Most physicians practice solo or in private, community-based groups, with more than half having an ownership interest in their practice in 2008.1 In return for admitting privileges, independent physicians historically served on the voluntary medical staff of one or more hospitals and performed such duties as on-call coverage and serving on hospital committees.

But in recent years, several factors have weakened community-based physicians’ ties to hospitals. Technological advances allowed more care to be performed in freestanding outpatient settings, leaving physicians less reliant on hospitals and less willing to take emergency call and sometimes directly competing with hospitals for lucrative specialty services. Hospitals started to employ specialists to cover on-call duties and increase market share for lucrative service lines, such as cardiac and orthopedic care, that they were in danger of losing to competing physicians. At the same time, the increase in hospitalists who specialize in caring for inpatients likely also has contributed to more hospital-employed physicians.

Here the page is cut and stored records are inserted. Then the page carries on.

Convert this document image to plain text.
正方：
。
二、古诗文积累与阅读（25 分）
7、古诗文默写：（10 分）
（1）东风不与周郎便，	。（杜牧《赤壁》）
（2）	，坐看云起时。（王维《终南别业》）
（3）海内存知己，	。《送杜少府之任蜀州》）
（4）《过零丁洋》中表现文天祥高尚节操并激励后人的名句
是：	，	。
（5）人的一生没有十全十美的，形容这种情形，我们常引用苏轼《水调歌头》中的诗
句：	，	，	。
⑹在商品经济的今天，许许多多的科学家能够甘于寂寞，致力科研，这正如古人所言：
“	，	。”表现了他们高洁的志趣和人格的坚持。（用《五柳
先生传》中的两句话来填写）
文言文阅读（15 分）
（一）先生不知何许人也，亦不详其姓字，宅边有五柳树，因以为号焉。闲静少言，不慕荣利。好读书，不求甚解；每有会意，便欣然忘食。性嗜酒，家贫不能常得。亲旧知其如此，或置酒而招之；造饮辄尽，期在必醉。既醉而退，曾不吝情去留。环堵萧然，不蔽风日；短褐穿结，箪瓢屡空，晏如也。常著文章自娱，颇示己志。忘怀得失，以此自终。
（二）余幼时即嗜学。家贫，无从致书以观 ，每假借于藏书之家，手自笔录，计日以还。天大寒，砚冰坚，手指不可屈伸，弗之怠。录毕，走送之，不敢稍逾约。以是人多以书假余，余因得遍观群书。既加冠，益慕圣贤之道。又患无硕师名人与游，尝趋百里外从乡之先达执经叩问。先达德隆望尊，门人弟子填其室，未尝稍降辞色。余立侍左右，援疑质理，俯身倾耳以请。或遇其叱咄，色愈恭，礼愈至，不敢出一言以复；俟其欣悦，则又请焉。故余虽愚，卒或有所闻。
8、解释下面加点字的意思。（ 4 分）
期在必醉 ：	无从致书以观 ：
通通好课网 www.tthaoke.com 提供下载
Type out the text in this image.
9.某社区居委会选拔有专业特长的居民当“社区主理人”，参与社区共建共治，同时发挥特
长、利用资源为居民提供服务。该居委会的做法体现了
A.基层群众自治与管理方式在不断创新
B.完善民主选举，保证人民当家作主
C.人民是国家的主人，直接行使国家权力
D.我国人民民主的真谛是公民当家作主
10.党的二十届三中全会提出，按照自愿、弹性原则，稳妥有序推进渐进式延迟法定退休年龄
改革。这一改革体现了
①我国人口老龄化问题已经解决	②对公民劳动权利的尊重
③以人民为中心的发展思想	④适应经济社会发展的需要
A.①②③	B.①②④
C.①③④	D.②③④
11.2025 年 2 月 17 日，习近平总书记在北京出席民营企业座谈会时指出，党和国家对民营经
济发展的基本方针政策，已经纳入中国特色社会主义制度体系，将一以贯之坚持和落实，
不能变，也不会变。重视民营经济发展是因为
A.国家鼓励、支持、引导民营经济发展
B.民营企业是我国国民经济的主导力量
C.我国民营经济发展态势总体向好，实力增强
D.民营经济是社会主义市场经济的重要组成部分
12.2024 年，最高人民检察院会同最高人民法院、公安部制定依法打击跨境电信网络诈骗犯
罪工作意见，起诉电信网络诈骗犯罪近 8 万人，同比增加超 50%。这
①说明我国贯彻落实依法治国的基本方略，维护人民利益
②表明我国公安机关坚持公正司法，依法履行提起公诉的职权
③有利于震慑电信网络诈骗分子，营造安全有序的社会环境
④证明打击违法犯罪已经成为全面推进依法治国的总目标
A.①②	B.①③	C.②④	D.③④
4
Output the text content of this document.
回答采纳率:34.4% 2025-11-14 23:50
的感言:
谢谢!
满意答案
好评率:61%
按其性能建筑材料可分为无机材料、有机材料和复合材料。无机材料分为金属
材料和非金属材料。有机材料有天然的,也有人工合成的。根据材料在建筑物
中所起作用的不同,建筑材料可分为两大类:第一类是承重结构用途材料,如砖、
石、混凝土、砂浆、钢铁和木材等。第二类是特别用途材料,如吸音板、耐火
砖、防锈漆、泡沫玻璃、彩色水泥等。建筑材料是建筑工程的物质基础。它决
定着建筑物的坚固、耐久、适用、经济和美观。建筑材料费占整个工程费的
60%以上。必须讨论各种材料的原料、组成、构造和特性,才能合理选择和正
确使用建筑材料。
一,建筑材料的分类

The recent spate of physician employment is not hospitals’ first foray into the practice. In the 1990s, the move toward managed care and health maintenance organizations sparked a wave of hospital purchases of primary care practices to secure referral bases. Hospitals typically lost money when employed physicians’ productivity dropped, and many hospitals subsequently divested the acquired practices. Unlike in the 1990s, hospitals now typically use productivity-based compensation instead of salaried arrangements (see box below for more about hospital approaches to employing physicians).

While the potential of hospital-employed physicians to improve quality and efficiency through better clinical integration across care settings has received much attention, from the hospital perspective, physician employment typically is one of many strategies to gain market share by increasing admissions, diagnostic testing and outpatient services.3 Also, hospitals usually negotiate health plan contracts on behalf of employed physicians, gaining higher rates to offer more attractive compensation than independent physicians could negotiate on their own. Physician employment is not the only strategy hospitals use to align more tightly with physicians—in markets where some physicians are less inclined toward employment, hospitals also are developing contractual arrangements short of employment, such as physician hospital organizations, to strengthen relations.

While initial hospital moves to employ physicians generally focused on hiring specialists to build targeted service lines, such as cardiac or cancer care, hospitals increasingly are hiring primary care physicians to capture referrals for their employed specialists. “There is a mad grab to hire primary care physicians,” according to a Greenville market observer, capturing the sentiment of many respondents across the markets.

Following enactment of national health reform in March 2010, hospital executives also increasingly cited physician-hospital integration through physician employment as key to preparing for expected Medicare payment reforms, including bundled payments, accountable care organizations (ACOs) and penalties for preventable hospital readmissions.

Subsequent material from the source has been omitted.